School bus drivers have secured jobs in different industries. Many who were employed as bus drivers pre-COVID have transitioned to jobs at private companies after being laid off or furloughed due to COVID-related school closures.
Drivers with CDLs are in high demand nationwide due to staffing shortages in numerous industries. In terms of job opportunities, there is currently a lot of competition for CDL drivers from shipping and trucking companies that are offering full-time positions that come with incentives, higher pay and better benefits.
There is an increase in the number of students who need transportation this year. Even as some schools began to reopen last year, many students opted for fully remote or hybrid learning schedules due to ongoing COVID-19 concerns. This meant there was less of a demand for busing.
As school districts across the country return to in-person learning this fall — and COVID continues to have an impact on transportation scheduling and logistics — schools are struggling to assign the increased number of bus routes compared to last year. And they don’t have enough bus drivers to handle them.
COVID-related procedural changes mean more (and different) responsibilities for bus drivers. Almost three-quarters of school bus contractors who responded to the 2021 School Bus Fleet survey reported an increase in required bus cleaning and sanitizing practices due to COVID-19. Bus drivers are also spending more time following other updated, district-specific (and continually changing) health and safety practices, such as required masking, temperature checks, and social distancing.

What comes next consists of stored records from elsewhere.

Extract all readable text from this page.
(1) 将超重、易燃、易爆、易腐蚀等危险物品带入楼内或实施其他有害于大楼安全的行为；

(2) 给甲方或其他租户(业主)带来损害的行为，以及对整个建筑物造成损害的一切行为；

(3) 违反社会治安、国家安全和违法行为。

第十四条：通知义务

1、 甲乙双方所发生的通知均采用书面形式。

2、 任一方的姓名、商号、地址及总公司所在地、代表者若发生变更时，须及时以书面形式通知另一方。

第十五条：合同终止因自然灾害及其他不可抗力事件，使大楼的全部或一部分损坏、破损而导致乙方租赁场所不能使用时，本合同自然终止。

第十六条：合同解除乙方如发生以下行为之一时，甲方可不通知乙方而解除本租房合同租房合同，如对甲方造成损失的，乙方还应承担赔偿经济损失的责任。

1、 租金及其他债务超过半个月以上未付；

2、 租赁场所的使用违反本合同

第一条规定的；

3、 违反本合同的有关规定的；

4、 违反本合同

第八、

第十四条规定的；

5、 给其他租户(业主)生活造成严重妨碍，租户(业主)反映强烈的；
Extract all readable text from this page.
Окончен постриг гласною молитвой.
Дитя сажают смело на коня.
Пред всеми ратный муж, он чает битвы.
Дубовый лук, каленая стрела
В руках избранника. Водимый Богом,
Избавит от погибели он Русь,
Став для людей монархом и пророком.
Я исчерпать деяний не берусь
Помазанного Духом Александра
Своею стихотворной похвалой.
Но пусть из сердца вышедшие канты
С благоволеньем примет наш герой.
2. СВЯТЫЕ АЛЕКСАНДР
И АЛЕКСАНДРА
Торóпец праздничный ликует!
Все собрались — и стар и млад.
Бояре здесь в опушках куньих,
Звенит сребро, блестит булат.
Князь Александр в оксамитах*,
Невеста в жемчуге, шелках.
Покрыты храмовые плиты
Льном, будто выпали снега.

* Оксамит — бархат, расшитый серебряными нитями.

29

Said one school transportation staff member surveyed by HopSkipDrive: “Ensuring students follow guidelines, like social distancing, is a major concern,”
The future of student transportation
The bus driver shortage the school transportation industry is facing is not new. The factors influencing this problem, however, are evolving, leaving many school districts in need of alternative ways to transport students to and from school.
New solutions and creative thinking are needed. Alternative school transportation solutions like HopSkipDrive help to offset bus driver shortages by acting as a complement to the traditional school transportation model. Without sacrificing safety, innovative, cost-effective transportation solutions are available that can fulfill not only individualized transportation but also general education needs, and replace underutilized routes.